Rapor bagus Woodward itu juga yang membuatnya dipercaya untuk mengemban jabatan Executive Vice-Chairman semenjak tahun 2012. Sepeninggal David Gill di tahun 2013, Woodward kemudian menduduki puncak hierarki operasional klub. Artinya, Ia bertanggungjawab terhadap hal-hal yang berkaitan dengan eksistensi klub termasuk soal transfer.
Ibarat sebuah kepanitiaan acara kampus, Woodward merupakan kepala divisi sponsorship yang tiba-tiba diminta menjadi kepala divisi acara.
Masih ibarat panitia, Woodward sangat lihai dalam menggaet sponsor untuk penyelenggaraan sebuah acara tetapi saat ditugaskan sebagai kepala divisi acara, ia kebingungan menyusun rundown dan hampir dipastikan tak mengerti keseluruhan acara yang dibesutnya.

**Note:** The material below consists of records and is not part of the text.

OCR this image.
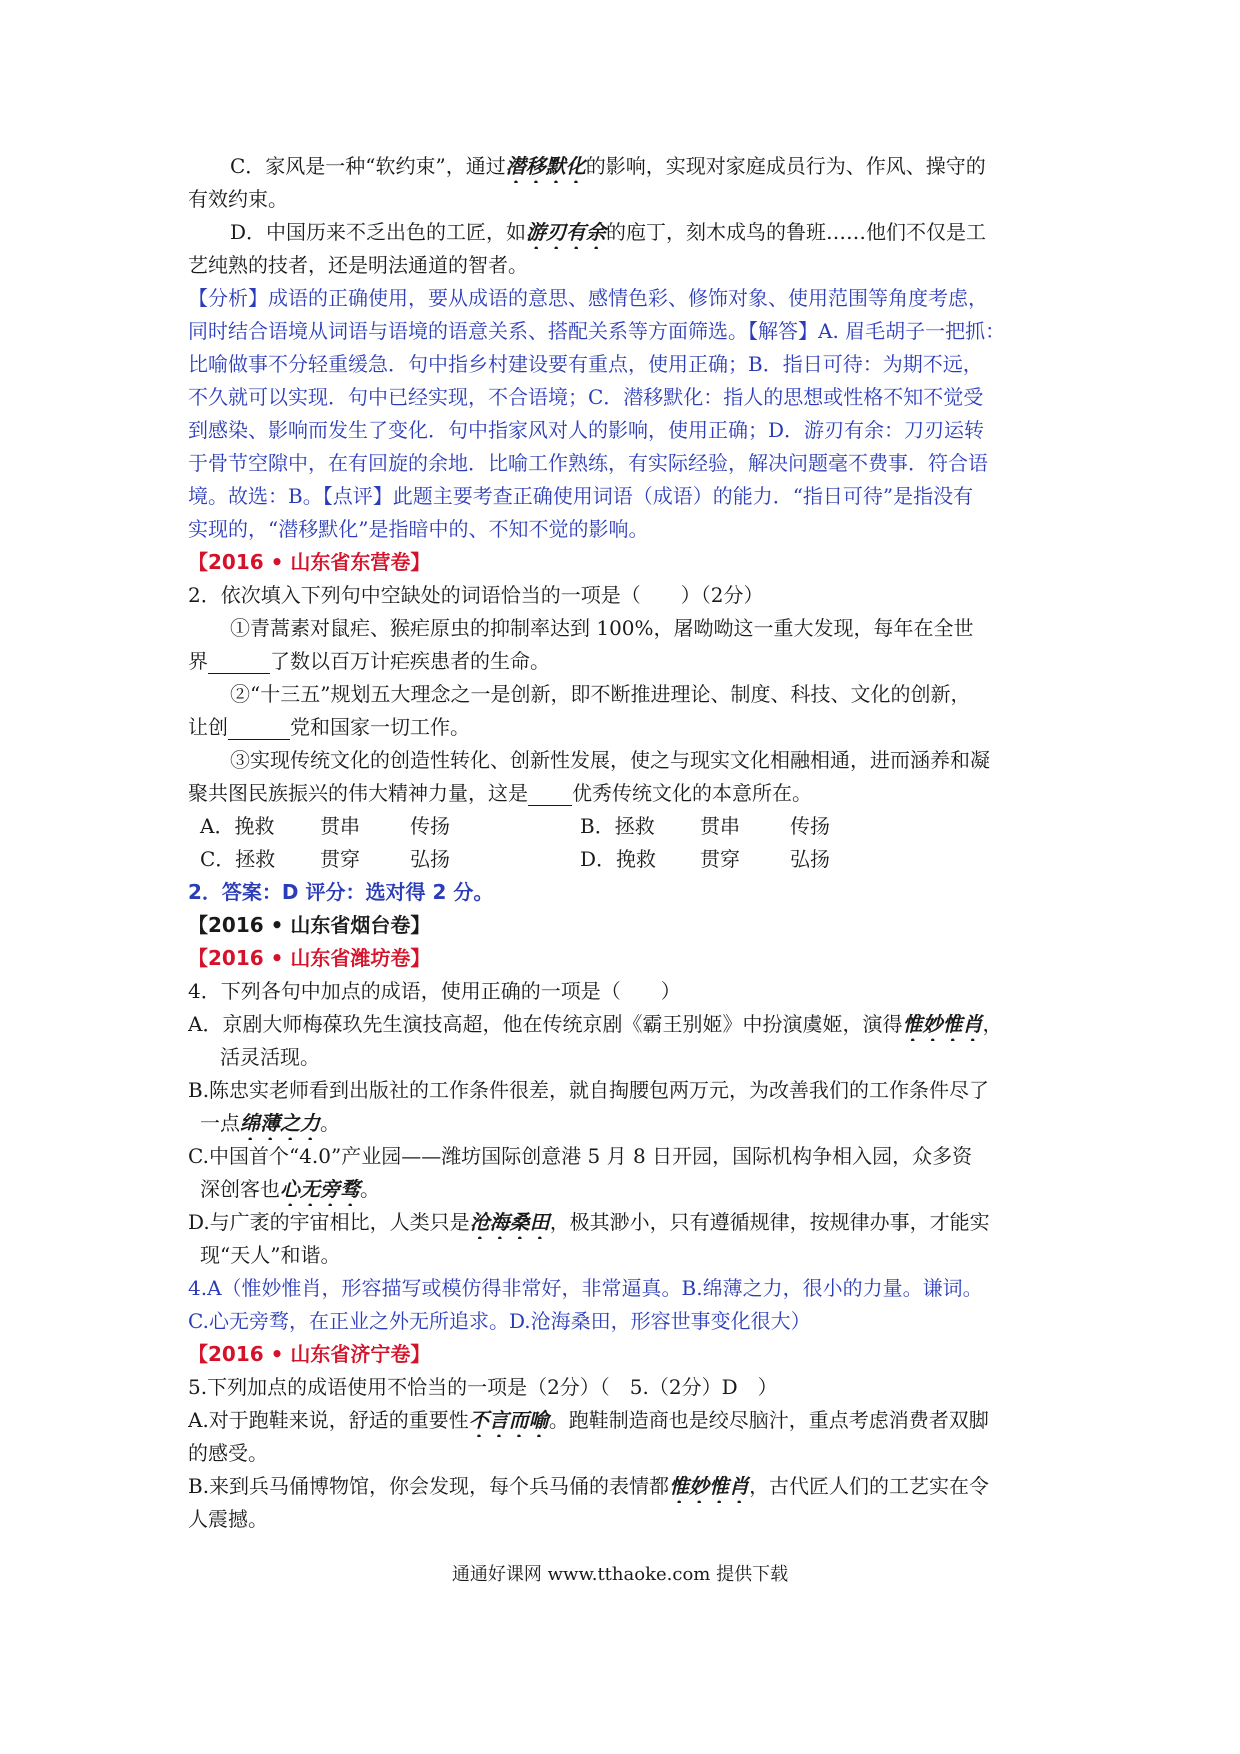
C．家风是一种“软约束”，通过潜移默化的影响，实现对家庭成员行为、作风、操守的
有效约束。
D．中国历来不乏出色的工匠，如游刃有余的庖丁，刻木成鸟的鲁班……他们不仅是工
艺纯熟的技者，还是明法通道的智者。
【分析】成语的正确使用，要从成语的意思、感情色彩、修饰对象、使用范围等角度考虑，
同时结合语境从词语与语境的语意关系、搭配关系等方面筛选。【解答】A. 眉毛胡子一把抓：
比喻做事不分轻重缓急．句中指乡村建设要有重点，使用正确；B．指日可待：为期不远，
不久就可以实现．句中已经实现，不合语境；C．潜移默化：指人的思想或性格不知不觉受
到感染、影响而发生了变化．句中指家风对人的影响，使用正确；D．游刃有余：刀刃运转
于骨节空隙中，在有回旋的余地．比喻工作熟练，有实际经验，解决问题毫不费事．符合语
境。故选：B。【点评】此题主要考查正确使用词语（成语）的能力．“指日可待”是指没有
实现的，“潜移默化”是指暗中的、不知不觉的影响。
【2016 • 山东省东营卷】
2．依次填入下列句中空缺处的词语恰当的一项是（　　）（2分）
①青蒿素对鼠疟、猴疟原虫的抑制率达到 100%，屠呦呦这一重大发现，每年在全世
界	了数以百万计疟疾患者的生命。
②“十三五”规划五大理念之一是创新，即不断推进理论、制度、科技、文化的创新，
让创	党和国家一切工作。
③实现传统文化的创造性转化、创新性发展，使之与现实文化相融相通，进而涵养和凝
聚共图民族振兴的伟大精神力量，这是 优秀传统文化的本意所在。
A．挽救 贯串	传扬	B．拯救 贯串	传扬
C．拯救 贯穿	弘扬	D．挽救 贯穿	弘扬
2．答案：D 评分：选对得 2 分。
【2016 • 山东省烟台卷】
【2016 • 山东省潍坊卷】
4．下列各句中加点的成语，使用正确的一项是（　　）
A．京剧大师梅葆玖先生演技高超，他在传统京剧《霸王别姬》中扮演虞姬，演得惟妙惟肖，
活灵活现。
B.陈忠实老师看到出版社的工作条件很差，就自掏腰包两万元，为改善我们的工作条件尽了
一点绵薄之力。
C.中国首个“4.0”产业园——潍坊国际创意港 5 月 8 日开园，国际机构争相入园，众多资
深创客也心无旁骛。
D.与广袤的宇宙相比，人类只是沧海桑田，极其渺小，只有遵循规律，按规律办事，才能实
现“天人”和谐。
4.A（惟妙惟肖，形容描写或模仿得非常好，非常逼真。B.绵薄之力，很小的力量。谦词。
C.心无旁骛，在正业之外无所追求。D.沧海桑田，形容世事变化很大）
【2016 • 山东省济宁卷】
5.下列加点的成语使用不恰当的一项是（2分）（　5.（2分）D　）
A.对于跑鞋来说，舒适的重要性不言而喻。跑鞋制造商也是绞尽脑汁，重点考虑消费者双脚
的感受。
B.来到兵马俑博物馆，你会发现，每个兵马俑的表情都惟妙惟肖，古代匠人们的工艺实在令
人震撼。
通通好课网 www.tthaoke.com 提供下载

Sederhananya, Woodward tahu bagaimana cara menggaet sponsor agar acara tersebut berlangsung. Namun ia tak paham bagaimana cara menyusun dan menghelat acara tersebut supaya berjalan lancar serta sukses.
Begitulah alegori Woodward sebagai Executive Vice-Chairman. Terutama saat musim transfer telah tiba. Kita tahu tinta emasnya saat mendatangkan sponsor, tapi soal mendatangkan pemain anyar nan berkualitas ke Stadion Old Trafford, rasanya kita lebih banyak mengurut dada.
Woodward merupakan satu kata paling efektif untuk menceritakan segala nestapa yang dihadapi United tujuh tahun terakhir. Satu-satunya pertandingan yang ia pahami bukanlah pertandingan sepakbola, melainkan ‘pertandingan’ dengan para pemegang saham The Red Devils setiap tiga bulan sekali.
Ia lebih rajin serta piawai mencari tambahan uang bagi klub via sponsor seperti partner bantal resmi atau partner mie ramen resmi United ketimbang mencari rekan sepadan bagi Paul Pogba di sektor tengah maupun bek tengah berkualitas sebagai tembok di depan David de Gea.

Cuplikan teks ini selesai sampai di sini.